The Gradle build system is required and used here to manage the Java project's dependency management, compilation, testing, and assembly.
You may use your system Gradle installation installed on your PATH.
Version 6 or newer is recommended.
Optionally, you may use your own Gradle wrapper which will be locked to a version specified in the build.gradle configuration.
This can be done once by using system Gradle installation to invoke the wrapper task in the java project's directory: cd REPO_ROOT/java && gradle wrapper
Any installed wrapper is gitignored.
Build Output
The build will generate output in $REPO_ROOT/build/$OS/$CONFIGURATION/java/build:
docs/javadoc/- HTML javadocreports/- detailed test results and other reportslibs/onnxruntime-VERSION.jar- JAR with compiled classes, platform-specific JNI shared library, and platform-specific onnxruntime shared library.
Build System Overview
The main CMake build system delegates building and testing to Gradle.
This allows the CMake system to ensure all of the C/C++ compilation is achieved prior to the Java build.
The Java build depends on C/C++ onnxruntime shared library and a C JNI shared library (source located in the src/main/native directory).
The JNI shared library is the glue that allows for Java to call functions in onnxruntime shared library.
Given the fact that CMake injects native dependencies during CMake builds, some gradle tasks (primarily, build, test, and check) may fail.
When running the build script, CMake will compile the onnxruntime target and the JNI glue onnxruntime4j_jni target and expose the resulting libraries in a place where Gradle can ingest them.
Upon successful compilation of those targets, a special Gradle task to build will be executed. The results will be placed in the output directory stated above.
Advanced Loading
The default behavior is to load the shared libraries using classpath resources. If your use case requires custom loading of the shared libraries, please consult the javadoc in the package-info.java or OnnxRuntime.java files.
Development
Code Formatting
Spotless is used to keep the code properly formatted.
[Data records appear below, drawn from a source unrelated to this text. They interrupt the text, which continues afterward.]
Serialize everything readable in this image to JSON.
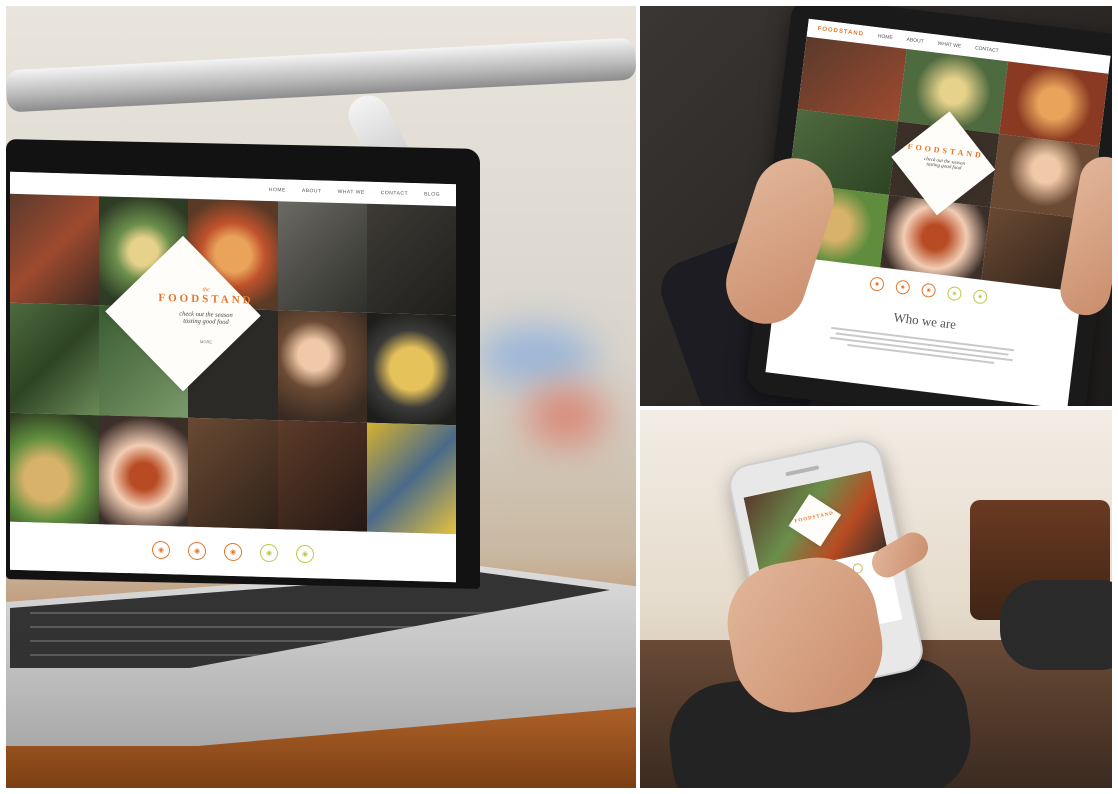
{
  "site": {
    "brand": "FOODSTAND",
    "brand_small": "the",
    "tagline_line1": "check out the season",
    "tagline_line2": "tasting good food",
    "cta": "MORE",
    "nav": [
      "HOME",
      "ABOUT",
      "WHAT WE",
      "CONTACT",
      "BLOG"
    ],
    "who_we_are": "Who we are",
    "feature_icons": [
      "bowl-icon",
      "cup-icon",
      "leaf-icon",
      "basket-icon",
      "pot-icon"
    ]
  },
  "colors": {
    "accent": "#e2772b",
    "accent_green": "#bfc64a",
    "wood_table": "#a45a23",
    "device_dark": "#1a1a1a"
  },
  "scenes": [
    "laptop-scene",
    "tablet-scene",
    "phone-scene"
  ]
}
Gradle's spotlessCheck task will show any misformatted code.
Gradle's spotlessApply task will try to fix the formatting.
Misformatted code will raise failures when checks are ran during test run.
JNI Headers
When adding or updating native methods in the Java files, it may be necessary to examine the relevant JNI headers in build/headers/ai_onnxruntime*.h.
These files can be manually generated using Gradle's compileJava task which will compile the Java and update the header files accordingly.
Then the corresponding C files in ./src/main/native/ai_onnxruntime*.c may be updated and the build can be ran.
Dependencies
The Java API does not have any runtime or compile dependencies currently.